Introduction: The current literature on facial attractiveness focuses on anterior-posterior facial portraits, with lateral facial analysis limited to comparing facial attractiveness scores with various facial measurements. Here we use a novel approach to more rigorously study lateral facial attractiveness by combining morphing software and a genetic algorithm with web-based facial attractiveness scoring to evolve attractive lateral facial images.
Objective: The objectives of this study were to: 1) identify the key lateral facial landmarks that produce realistic lateral facial images; and 2) determine if a genetic algorithm combined with morphing software can progressively evolve lateral facial attractiveness.

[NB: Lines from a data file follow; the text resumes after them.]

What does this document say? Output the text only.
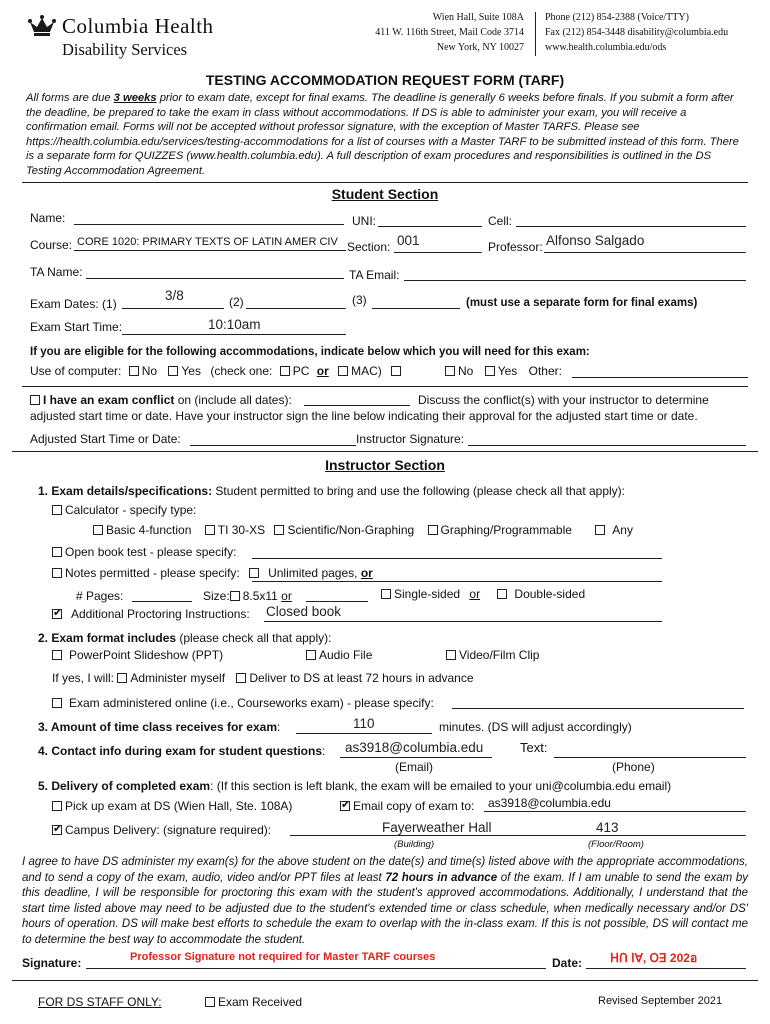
Columbia Health
Disability Services
Wien Hall, Suite 108A
411 W. 116th Street, Mail Code 3714
New York, NY 10027
Phone (212) 854-2388 (Voice/TTY)
Fax (212) 854-3448 disability@columbia.edu
www.health.columbia.edu/ods
TESTING ACCOMMODATION REQUEST FORM (TARF)
All forms are due 3 weeks prior to exam date, except for final exams. The deadline is generally 6 weeks before finals. If you submit a form after the deadline, be prepared to take the exam in class without accommodations. If DS is able to administer your exam, you will receive a confirmation email. Forms will not be accepted without professor signature, with the exception of Master TARFS. Please see https://health.columbia.edu/services/testing-accommodations for a list of courses with a Master TARF to be submitted instead of this form. There is a separate form for QUIZZES (www.health.columbia.edu). A full description of exam procedures and responsibilities is outlined in the DS Testing Accommodation Agreement.
Student Section
Name:	UNI:	Cell:
Course: CORE 1020: PRIMARY TEXTS OF LATIN AMER CIV Section: 001	Professor: Alfonso Salgado
TA Name:	TA Email:
Exam Dates: (1)
3/8	(2)	(3)	(must use a separate form for final exams)
Exam Start Time:	10:10am
If you are eligible for the following accommodations, indicate below which you will need for this exam:
Use of computer: No Yes (check one: PC or MAC)	No Yes Other:
I have an exam conflict on (include all dates):	Discuss the conflict(s) with your instructor to determine
adjusted start time or date. Have your instructor sign the line below indicating their approval for the adjusted start time or date.
Adjusted Start Time or Date:	Instructor Signature:
Instructor Section
1. Exam details/specifications: Student permitted to bring and use the following (please check all that apply):
Calculator - specify type:
Basic 4-function TI 30-XS Scientific/Non-Graphing Graphing/Programmable	Any
Open book test - please specify:
Notes permitted - please specify: Unlimited pages, or
# Pages:	Size: 8.5x11 or	Single-sided or	Double-sided
✔Additional Proctoring Instructions: Closed book
2. Exam format includes (please check all that apply):
PowerPoint Slideshow (PPT)	Audio File	Video/Film Clip
If yes, I will: Administer myself Deliver to DS at least 72 hours in advance
Exam administered online (i.e., Courseworks exam) - please specify:
3. Amount of time class receives for exam:	110	minutes. (DS will adjust accordingly)
4. Contact info during exam for student questions: as3918@columbia.edu	Text:
(Email)	(Phone)
5. Delivery of completed exam: (If this section is left blank, the exam will be emailed to your uni@columbia.edu email)
Pick up exam at DS (Wien Hall, Ste. 108A)
✔	Email copy of exam to: as3918@columbia.edu
✔Campus Delivery: (signature required):	Fayerweather Hall	413
(Building)	(Floor/Room)
I agree to have DS administer my exam(s) for the above student on the date(s) and time(s) listed above with the appropriate accommodations, and to send a copy of the exam, audio, video and/or PPT files at least 72 hours in advance of the exam. If I am unable to send the exam by this deadline, I will be responsible for proctoring this exam with the student's approved accommodations. Additionally, I understand that the start time listed above may need to be adjusted due to the student's extended time or class schedule, when medically necessary and/or DS' hours of operation. DS will make best efforts to schedule the exam to overlap with the in-class exam. If this is not possible, DS will contact me to determine the best way to accommodate the student.
Signature:	Professor Signature not required for Master TARF courses	Date: ꓧꓵ ꓲꓯ, ꓳꓱ 202อ
FOR DS STAFF ONLY:	Exam Received	Revised September 2021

Methods: A cohort of lateral facial portraits were selectively paired by a genetic algorithm biased towards more attractive faces, and "bred" with morphing software to create a cohort of faces more attractive than the original. By repeating this process facial attractiveness was "evolved" through several cohorts.
Results: Key facial landmarks are: trichion to glabella, nasion to tip of nose, subnasale to labrale inferius, and pogonion to menton. Facial attractiveness scores increased in each successive cohort.
Conclusion: Using these landmarks and methodologies, realistic lateral facial portraits were created and progressively increased in facial attractiveness. This technique is a robust alternative to traditional approaches in the analysis of lateral facial attractiveness.